We started by saying the work is controversial. The bottom line is that Burzynski would not be treating people in Texas if there was no evidence of effect. Another truth is that there really is no randomised, definitive double-blind, placebo controlled phase III clinical trial. So are we talking breakthrough cancer ´cure´ or quackery?
What is unfortunate is that when a drug company wants to conduct a clinical trial it usually conducts the whole thing itself using scientists that it funds. Whenever an ´alternative´ treatment like antineoplastons is put into clinical trial the powers-that-be insist it is conducted independently and this can lead to huge misrepresentations (witness the Gonzalez fiasco!). This leads to claims from some quarters of drug company influence and conspiracy theories, while Skeptics claim the research failure simply proves it just doesn´t work. It seems to us that there do seem to be many of satisfied customers (see the Burzynski film, or Googlesearch the treatment and the patient support group). Equally there are reports of very unhappy customers.

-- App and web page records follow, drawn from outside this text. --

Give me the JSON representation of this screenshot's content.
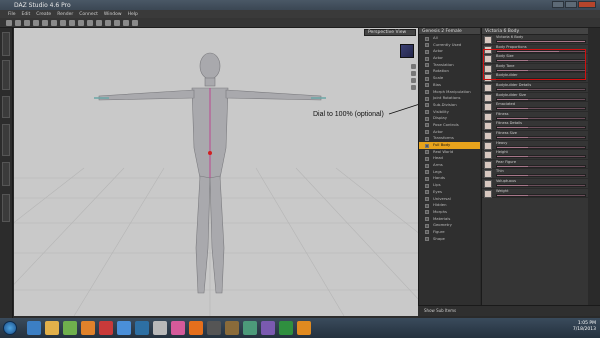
{
  "window": {
    "title": "DAZ Studio 4.6 Pro"
  },
  "menu": [
    "File",
    "Edit",
    "Create",
    "Render",
    "Connect",
    "Window",
    "Help"
  ],
  "viewport": {
    "camera_dropdown": "Perspective View",
    "annotation": "Dial to 100% (optional)"
  },
  "scene": {
    "header": "Genesis 2 Female",
    "rows": [
      "All",
      "Currently Used",
      "Actor",
      "Actor",
      "Translation",
      "Rotation",
      "Scale",
      "Bias",
      "Morph Manipulation",
      "Joint Rotations",
      "Sub-Division",
      "Visibility",
      "Display",
      "Pose Controls",
      "Actor",
      "Transforms",
      "Full Body",
      "Real World",
      "Head",
      "Arms",
      "Legs",
      "Hands",
      "Lips",
      "Eyes",
      "Universal",
      "Hidden",
      "Morphs",
      "Materials",
      "Geometry",
      "Figure",
      "Shape"
    ],
    "selected_index": 16,
    "footer": "Show Sub Items"
  },
  "properties": {
    "header": "Victoria 6 Body",
    "items": [
      {
        "label": "Victoria 6 Body",
        "value": 1.0
      },
      {
        "label": "Body Proportions",
        "value": 0.7
      },
      {
        "label": "Body Size",
        "value": 0.35
      },
      {
        "label": "Body Tone",
        "value": 0.35
      },
      {
        "label": "Bodybuilder",
        "value": 0.35
      },
      {
        "label": "Bodybuilder Details",
        "value": 0.35
      },
      {
        "label": "Bodybuilder Size",
        "value": 0.35
      },
      {
        "label": "Emaciated",
        "value": 0.35
      },
      {
        "label": "Fitness",
        "value": 0.35
      },
      {
        "label": "Fitness Details",
        "value": 0.35
      },
      {
        "label": "Fitness Size",
        "value": 0.35
      },
      {
        "label": "Heavy",
        "value": 0.35
      },
      {
        "label": "Height",
        "value": 0.35
      },
      {
        "label": "Pear Figure",
        "value": 0.35
      },
      {
        "label": "Thin",
        "value": 0.35
      },
      {
        "label": "Voluptuous",
        "value": 0.35
      },
      {
        "label": "Weight",
        "value": 0.35
      }
    ]
  },
  "taskbar": {
    "time": "1:05 PM",
    "date": "7/18/2013",
    "apps": [
      "explorer",
      "folder",
      "media",
      "blender",
      "daz",
      "chrome",
      "photoshop",
      "notepad",
      "paint",
      "firefox",
      "unity",
      "gimp",
      "network",
      "video",
      "excel",
      "firefox-alt"
    ]
  },
  "colors": {
    "viewport_bg": "#c9c9c9",
    "selection": "#e8a31c",
    "slider": "#6b4e5a",
    "highlight": "#d01010"
  }
}
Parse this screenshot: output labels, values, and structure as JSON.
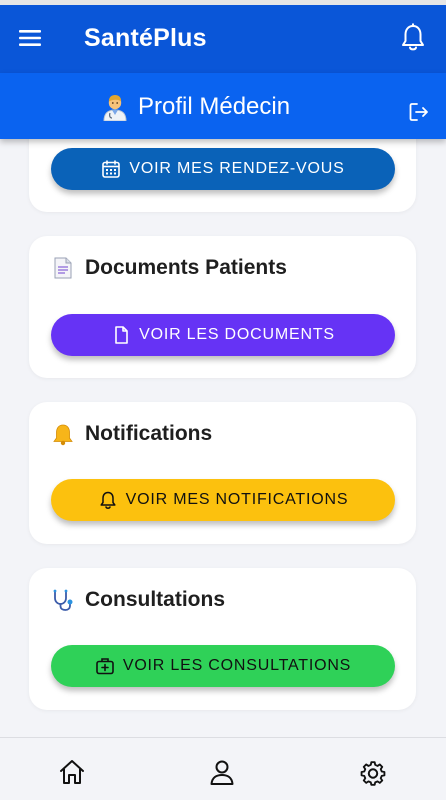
{
  "app": {
    "title": "SantéPlus"
  },
  "subheader": {
    "title": "Profil Médecin"
  },
  "cards": {
    "appointments": {
      "button": "VOIR MES RENDEZ-VOUS",
      "color": "#0a62b8"
    },
    "documents": {
      "title": "Documents Patients",
      "button": "VOIR LES DOCUMENTS",
      "color": "#6633f5"
    },
    "notifications": {
      "title": "Notifications",
      "button": "VOIR MES NOTIFICATIONS",
      "color": "#fcc10e"
    },
    "consultations": {
      "title": "Consultations",
      "button": "VOIR LES CONSULTATIONS",
      "color": "#2fd158"
    }
  },
  "icons": {
    "menu": "menu-icon",
    "notifications": "bell-icon",
    "doctor": "doctor-emoji-icon",
    "logout": "logout-icon",
    "calendar": "calendar-icon",
    "document": "document-icon",
    "bell": "bell-emoji-icon",
    "stethoscope": "stethoscope-icon",
    "medical_bag": "medical-bag-icon",
    "home": "home-icon",
    "profile": "user-icon",
    "settings": "gear-icon"
  },
  "colors": {
    "primary": "#0a56d8",
    "secondary": "#0a63f0",
    "background": "#f3f4f8"
  }
}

If Burzynski´s claim that it works for some and not others is correct, and if previous trials were compromised by using products with reduced effectiveness, Burzynski may well have an alternative cancer treatment that can deliver for some people. Of course, it is going to cost you money to be treated - he is a private Doctor. But let´s be clear: It would be very useful if cancer patients could see some hard numbers after the first 5 years of his Phase III Clinical Trial, so that we can see much more clearly whether this treatment works and what its successes and limitations are.